Solo quando avrai portato allo stesso livello di importanza le tue esigenze e quelle degli altri, solo allora potrai metterti a tavolino a decidere quali percorsi sono più favorevoli, quali ti evitano le soste, quali ti mettono nelle condizioni di scansare le condizioni in cui l’attraversamento è difficile o ad alto rischio di scontro.

E poi, tu…

Pensa quanto sarà gratificante quel momento in cui ti renderai conto di aver scelto consapevolmente una strada che ti obbliga a dare la precedenza perché hai valutato che dall’altra parte c’è qualcuno che è in un momento della vita in cui ha bisogno di strada libera. La tua non sarà una rinuncia a te, ma un agevolare.

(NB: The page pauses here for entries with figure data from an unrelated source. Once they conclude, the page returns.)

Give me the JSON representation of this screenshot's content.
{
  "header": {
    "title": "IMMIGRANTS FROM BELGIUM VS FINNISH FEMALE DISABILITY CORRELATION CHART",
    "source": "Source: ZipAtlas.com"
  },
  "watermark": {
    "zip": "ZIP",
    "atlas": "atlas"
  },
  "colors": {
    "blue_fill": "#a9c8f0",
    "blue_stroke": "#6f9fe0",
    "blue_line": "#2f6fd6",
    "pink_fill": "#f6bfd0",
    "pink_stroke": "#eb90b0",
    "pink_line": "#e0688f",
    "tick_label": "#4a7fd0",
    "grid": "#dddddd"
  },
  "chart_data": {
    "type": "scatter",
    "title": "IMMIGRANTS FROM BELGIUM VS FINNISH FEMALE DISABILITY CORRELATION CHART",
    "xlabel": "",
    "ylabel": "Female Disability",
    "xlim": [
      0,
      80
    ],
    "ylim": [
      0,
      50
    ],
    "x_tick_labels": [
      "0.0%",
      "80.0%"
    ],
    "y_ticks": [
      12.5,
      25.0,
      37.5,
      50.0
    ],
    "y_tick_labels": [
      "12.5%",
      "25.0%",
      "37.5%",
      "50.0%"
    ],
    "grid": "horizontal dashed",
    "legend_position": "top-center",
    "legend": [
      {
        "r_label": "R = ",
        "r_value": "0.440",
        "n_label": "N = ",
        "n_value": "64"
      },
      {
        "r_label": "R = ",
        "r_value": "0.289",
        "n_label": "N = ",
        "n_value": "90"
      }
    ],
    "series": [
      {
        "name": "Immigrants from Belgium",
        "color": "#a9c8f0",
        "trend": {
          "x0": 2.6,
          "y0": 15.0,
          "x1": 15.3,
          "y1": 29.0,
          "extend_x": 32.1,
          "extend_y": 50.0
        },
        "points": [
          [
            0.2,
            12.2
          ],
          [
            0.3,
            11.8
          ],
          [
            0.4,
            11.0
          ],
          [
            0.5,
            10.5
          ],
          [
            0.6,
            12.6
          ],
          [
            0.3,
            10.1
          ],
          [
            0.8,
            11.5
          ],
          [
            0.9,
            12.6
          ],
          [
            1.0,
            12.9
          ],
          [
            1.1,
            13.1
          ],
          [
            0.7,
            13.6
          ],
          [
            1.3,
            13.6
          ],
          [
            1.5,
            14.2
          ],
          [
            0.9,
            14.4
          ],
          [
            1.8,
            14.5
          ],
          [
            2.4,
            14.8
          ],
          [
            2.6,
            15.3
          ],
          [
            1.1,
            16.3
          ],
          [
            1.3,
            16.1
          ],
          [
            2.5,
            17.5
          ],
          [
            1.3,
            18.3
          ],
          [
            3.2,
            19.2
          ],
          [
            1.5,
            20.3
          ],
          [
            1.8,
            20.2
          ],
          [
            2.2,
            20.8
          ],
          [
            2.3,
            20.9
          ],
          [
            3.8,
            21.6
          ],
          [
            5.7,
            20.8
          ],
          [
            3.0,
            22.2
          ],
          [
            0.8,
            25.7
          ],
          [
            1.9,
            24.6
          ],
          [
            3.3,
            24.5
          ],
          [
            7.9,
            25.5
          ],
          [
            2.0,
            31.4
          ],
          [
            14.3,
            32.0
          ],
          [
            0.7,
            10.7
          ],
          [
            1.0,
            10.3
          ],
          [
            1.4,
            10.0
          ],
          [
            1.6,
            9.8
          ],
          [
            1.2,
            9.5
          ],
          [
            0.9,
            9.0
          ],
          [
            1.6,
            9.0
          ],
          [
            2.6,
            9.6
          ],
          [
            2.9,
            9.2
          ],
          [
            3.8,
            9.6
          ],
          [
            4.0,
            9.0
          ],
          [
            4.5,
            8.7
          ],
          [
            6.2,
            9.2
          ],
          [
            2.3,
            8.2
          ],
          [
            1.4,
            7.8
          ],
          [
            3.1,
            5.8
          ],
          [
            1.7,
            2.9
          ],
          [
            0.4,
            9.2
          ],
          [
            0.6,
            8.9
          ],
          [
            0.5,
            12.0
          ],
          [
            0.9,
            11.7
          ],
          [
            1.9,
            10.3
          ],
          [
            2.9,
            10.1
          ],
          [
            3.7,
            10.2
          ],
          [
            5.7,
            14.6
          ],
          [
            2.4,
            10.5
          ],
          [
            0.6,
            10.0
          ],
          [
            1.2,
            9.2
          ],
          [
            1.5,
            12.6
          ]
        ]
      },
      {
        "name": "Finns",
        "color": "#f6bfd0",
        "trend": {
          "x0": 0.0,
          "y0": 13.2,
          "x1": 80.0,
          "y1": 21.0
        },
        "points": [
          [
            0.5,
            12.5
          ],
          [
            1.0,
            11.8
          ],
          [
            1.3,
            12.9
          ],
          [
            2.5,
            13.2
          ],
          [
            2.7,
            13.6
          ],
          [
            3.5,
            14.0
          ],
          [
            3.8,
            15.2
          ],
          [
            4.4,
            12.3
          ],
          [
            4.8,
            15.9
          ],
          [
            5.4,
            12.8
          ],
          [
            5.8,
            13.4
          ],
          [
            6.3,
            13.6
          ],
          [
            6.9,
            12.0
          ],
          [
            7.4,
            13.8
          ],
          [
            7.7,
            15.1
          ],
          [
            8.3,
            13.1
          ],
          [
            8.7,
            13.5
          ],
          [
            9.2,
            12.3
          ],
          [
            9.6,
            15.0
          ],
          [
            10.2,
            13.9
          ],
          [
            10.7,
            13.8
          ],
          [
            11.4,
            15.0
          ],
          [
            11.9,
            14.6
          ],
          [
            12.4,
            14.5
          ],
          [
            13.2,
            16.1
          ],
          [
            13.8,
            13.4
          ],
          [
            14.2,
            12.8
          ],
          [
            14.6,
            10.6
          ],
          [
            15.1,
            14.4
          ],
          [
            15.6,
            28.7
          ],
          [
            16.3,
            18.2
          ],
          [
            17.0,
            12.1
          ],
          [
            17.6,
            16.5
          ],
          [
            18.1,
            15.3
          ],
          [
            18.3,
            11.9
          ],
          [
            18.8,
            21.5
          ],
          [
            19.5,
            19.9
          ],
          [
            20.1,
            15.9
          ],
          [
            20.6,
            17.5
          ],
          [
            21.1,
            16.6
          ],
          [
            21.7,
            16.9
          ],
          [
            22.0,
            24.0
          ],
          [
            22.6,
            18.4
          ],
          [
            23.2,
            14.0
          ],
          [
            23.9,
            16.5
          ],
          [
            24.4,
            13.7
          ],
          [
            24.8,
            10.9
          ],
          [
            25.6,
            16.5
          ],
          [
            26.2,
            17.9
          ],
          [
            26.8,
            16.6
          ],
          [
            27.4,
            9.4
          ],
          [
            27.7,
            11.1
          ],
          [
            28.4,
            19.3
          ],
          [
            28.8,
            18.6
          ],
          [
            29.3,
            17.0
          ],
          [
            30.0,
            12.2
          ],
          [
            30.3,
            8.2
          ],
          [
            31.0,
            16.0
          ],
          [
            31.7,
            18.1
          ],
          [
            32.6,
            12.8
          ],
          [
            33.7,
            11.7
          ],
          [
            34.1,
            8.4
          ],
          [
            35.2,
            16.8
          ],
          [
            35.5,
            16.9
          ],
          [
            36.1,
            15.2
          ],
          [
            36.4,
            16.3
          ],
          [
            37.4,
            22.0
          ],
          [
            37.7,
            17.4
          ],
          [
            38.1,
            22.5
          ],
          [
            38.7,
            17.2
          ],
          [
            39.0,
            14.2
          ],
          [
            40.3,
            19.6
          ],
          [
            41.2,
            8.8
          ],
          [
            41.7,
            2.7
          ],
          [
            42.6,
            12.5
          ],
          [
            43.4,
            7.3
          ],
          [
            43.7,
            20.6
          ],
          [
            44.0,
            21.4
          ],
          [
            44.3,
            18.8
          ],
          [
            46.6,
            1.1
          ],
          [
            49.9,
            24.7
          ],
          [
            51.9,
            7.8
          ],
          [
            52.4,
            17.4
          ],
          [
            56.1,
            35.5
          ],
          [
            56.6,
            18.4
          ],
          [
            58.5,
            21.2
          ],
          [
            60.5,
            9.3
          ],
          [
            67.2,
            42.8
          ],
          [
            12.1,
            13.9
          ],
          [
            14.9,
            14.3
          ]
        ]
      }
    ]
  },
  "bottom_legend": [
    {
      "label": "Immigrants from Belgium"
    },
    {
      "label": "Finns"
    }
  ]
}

Solo a quel punto percorrerai la stessa strada con la consapevolezza che fermarti e lasciar passare non è solo una questione di regole, ma addirittura di scelte volute e desiderate. Perché ci sono fasi della vita in cui sono più lanciati gli altri ed è giusto che abbiano strada libera. Ma tu hai una mente diversa: non ti fermi più perché non sapevi calcolare percorsi alternativi, non ti fermi più perché la tua abitudine era fermarti. Ti fermi per agevolare e perché ti fa piacere farlo. 

Infine, tu…

Ricorda che si chiama “circolazione” perché, appunto, contiene l’idea dell’azione, del movimento.

Se guardi lo scorrere della vita dall’alto ti accorgi che la circolazione delle idee e delle emozioni, ha sempre la precedenza.

C’è qualcosa di molto più importante di chi ha la precedenza e di chi deve darla ed è l’armonia del muoversi di tutte le persone nella tua vita, in un rinnovarsi continuo che deve puntare al benessere di tutti.